In his paper, Edmonds delves into the history of Blytheville and its barbecue traditions. Ernest Halsell opened the Rustic Inn in a log cabin in 1923. He later moved the restaurant to a rock building and later to Sixth Street in the 1950s.

“The forerunner of the iconic Dixie Pig, it symbolized the economic and social pinnacle of Blytheville’s history in the 1960s when the community boasted a growing population, a major Air Force base, a seemingly solid industrial base led by Bush Brothers & Co., a booming retail sector and an agricultural industry that still clothed and fed the world,” Edmonds writes. “Founded in 1879 by Methodist clergyman Henry T. Blythe, Blytheville grew quickly due to an abundance of timberland. The city was incorporated in 1889. The first era of growth came because of the massive harvesting of lumber to rebuild after the Great Chicago Fire of 1871. The lumber industry and its attendant businesses, such as the railroad, brough a proliferation of sawmills and, to put it mildly, a rowdy crowd.”

At one point, Chicago Mill & Lumber Co. owned 70,000 acres of timberland in northeast Arkansas and operated a huge mill at Blytheville. The Delta hardwood forests weren’t replanted, however. Instead, the land was drained and the production of cotton began to dominate the economy.

An Air Force base was established at Blytheville in 1942 and reactivated in the early 1950s. At its peak during the Cold War, the base employed almost 3,500 military personnel and 700 civilians. When the base closed in 1991, the Blytheville area lost thousands of residents with an estimated loss of $46 million in personal income.

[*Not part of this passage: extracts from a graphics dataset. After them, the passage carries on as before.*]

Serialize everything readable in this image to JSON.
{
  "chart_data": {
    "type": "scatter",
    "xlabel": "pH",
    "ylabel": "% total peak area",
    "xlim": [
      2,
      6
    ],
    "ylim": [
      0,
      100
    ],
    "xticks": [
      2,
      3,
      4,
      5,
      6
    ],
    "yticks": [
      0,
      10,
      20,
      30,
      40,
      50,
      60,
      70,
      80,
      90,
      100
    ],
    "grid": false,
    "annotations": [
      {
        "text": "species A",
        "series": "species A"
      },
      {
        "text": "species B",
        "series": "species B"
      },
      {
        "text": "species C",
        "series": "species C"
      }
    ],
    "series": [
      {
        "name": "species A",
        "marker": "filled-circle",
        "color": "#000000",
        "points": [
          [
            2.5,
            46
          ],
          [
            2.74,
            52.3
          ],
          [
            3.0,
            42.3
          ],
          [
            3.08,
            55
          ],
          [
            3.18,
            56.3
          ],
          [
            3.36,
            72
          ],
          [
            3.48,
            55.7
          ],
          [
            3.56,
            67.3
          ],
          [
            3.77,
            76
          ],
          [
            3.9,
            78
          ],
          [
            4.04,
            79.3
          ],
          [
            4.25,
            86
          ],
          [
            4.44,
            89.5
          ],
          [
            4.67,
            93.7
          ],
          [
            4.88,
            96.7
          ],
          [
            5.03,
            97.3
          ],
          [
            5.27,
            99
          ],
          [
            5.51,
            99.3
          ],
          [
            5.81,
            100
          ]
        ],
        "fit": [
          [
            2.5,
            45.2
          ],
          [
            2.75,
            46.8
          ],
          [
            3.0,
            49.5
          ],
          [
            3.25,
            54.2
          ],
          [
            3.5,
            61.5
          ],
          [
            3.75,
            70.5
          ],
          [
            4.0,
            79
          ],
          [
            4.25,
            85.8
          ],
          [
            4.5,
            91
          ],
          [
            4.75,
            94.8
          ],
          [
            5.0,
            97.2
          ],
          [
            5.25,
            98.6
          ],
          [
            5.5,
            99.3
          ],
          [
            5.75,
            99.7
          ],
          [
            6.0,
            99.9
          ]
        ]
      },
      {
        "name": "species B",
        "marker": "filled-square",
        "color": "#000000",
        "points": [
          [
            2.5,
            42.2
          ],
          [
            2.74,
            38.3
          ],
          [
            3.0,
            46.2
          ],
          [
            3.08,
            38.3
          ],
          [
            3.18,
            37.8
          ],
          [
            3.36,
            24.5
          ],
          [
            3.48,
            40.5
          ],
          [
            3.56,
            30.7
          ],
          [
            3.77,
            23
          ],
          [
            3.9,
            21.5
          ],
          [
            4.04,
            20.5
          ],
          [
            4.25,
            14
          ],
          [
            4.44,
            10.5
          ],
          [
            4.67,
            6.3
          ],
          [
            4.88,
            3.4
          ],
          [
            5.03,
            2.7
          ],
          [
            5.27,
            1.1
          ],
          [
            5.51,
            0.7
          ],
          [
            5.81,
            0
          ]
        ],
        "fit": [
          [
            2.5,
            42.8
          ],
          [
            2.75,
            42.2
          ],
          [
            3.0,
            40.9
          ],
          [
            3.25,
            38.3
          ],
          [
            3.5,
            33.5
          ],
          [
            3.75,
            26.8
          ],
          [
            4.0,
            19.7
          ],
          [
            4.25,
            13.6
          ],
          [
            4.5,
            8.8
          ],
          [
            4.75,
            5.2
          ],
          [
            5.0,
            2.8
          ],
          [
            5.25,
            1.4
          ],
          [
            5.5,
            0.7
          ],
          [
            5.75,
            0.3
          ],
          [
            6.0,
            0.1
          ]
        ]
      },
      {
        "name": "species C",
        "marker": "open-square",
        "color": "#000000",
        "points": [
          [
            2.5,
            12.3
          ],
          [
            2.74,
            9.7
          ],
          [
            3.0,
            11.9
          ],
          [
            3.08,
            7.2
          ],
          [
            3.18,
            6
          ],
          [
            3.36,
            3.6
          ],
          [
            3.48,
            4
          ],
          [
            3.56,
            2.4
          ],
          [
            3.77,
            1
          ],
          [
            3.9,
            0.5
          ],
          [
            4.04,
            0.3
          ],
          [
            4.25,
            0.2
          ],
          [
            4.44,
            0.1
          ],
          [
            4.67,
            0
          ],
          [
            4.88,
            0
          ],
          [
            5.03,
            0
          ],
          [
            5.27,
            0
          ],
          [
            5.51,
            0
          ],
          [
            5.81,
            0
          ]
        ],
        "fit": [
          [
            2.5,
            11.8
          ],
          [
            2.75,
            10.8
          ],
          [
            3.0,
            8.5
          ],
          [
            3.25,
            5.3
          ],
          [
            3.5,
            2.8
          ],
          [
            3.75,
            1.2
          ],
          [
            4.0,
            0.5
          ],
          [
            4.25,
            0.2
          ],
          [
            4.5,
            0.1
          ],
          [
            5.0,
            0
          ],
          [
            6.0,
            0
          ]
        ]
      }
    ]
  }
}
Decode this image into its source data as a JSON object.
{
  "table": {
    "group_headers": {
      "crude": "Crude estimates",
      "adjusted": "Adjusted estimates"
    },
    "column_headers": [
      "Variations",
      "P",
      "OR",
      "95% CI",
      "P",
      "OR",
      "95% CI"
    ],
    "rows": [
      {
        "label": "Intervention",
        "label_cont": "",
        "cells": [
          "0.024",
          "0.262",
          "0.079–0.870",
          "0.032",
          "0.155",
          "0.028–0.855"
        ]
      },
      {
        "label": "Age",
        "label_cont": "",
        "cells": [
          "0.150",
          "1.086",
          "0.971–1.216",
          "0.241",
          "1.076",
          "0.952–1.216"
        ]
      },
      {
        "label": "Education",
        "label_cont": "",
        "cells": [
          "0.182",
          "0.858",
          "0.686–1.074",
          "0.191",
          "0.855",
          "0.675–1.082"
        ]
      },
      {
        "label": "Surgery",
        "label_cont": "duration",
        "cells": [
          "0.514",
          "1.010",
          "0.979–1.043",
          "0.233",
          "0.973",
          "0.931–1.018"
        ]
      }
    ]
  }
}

The population of Mississippi County decreased 3.7 percent between 1970 and 1980, decreased another 3.9 percent during the 1980s, decreased a depressing 20.2 percent during the 1990s and then decreased another 14.5 percent during the first decade of this century.

“There’s no denying that the decline, when it came, hit retail concerns like the food service industry hard,” Edmonds writes. “When the Kream Kastle was established in 1952, Blytheville had come off a 1950 census that reflected a 52.4 percent increase in population over the 1940 census. This would remain relatively stable for most of the first two decades of the business’ existence.”

Like other Delta communities, Blytheville had a rich ethnic mix.

Huddy Cohen, who was Jewish, recalled that “middle and upper-class whites belonged to the Blytheville Country Club, where women golfers lunched on chicken salad-stuffed tomatoes and deviled eggs and couples gathered on Saturday nights to enjoy seafood Newburg and broiled steaks. There were black-owned soul food restaurants like the Dew Drop Inn on Ash Street, which paralleled the white Main Street in Blytheville, but we never ate there. Their world was divided from ours by the legacy of Jim Crow.”

Blacks and whites alike learned to enjoy the Blytheville style of barbecue. Despite the population decline, the barbecue joints hang on.

Edmonds describes the people of Blytheville this way: “Far from a place whose people wallow in despair and who lament that Blytheville’s as well as Mississippi County’s best days are in the past, they mostly share the sentiments of Jeff Wallace when he simply stated that ‘Blytheville will come back. It has before.’ Outsiders do not have to understand what makes this community and its hangouts persevere. All it takes is the loyalty and faith of its own people, come what may.”

Long live the Blytheville pig sandwich.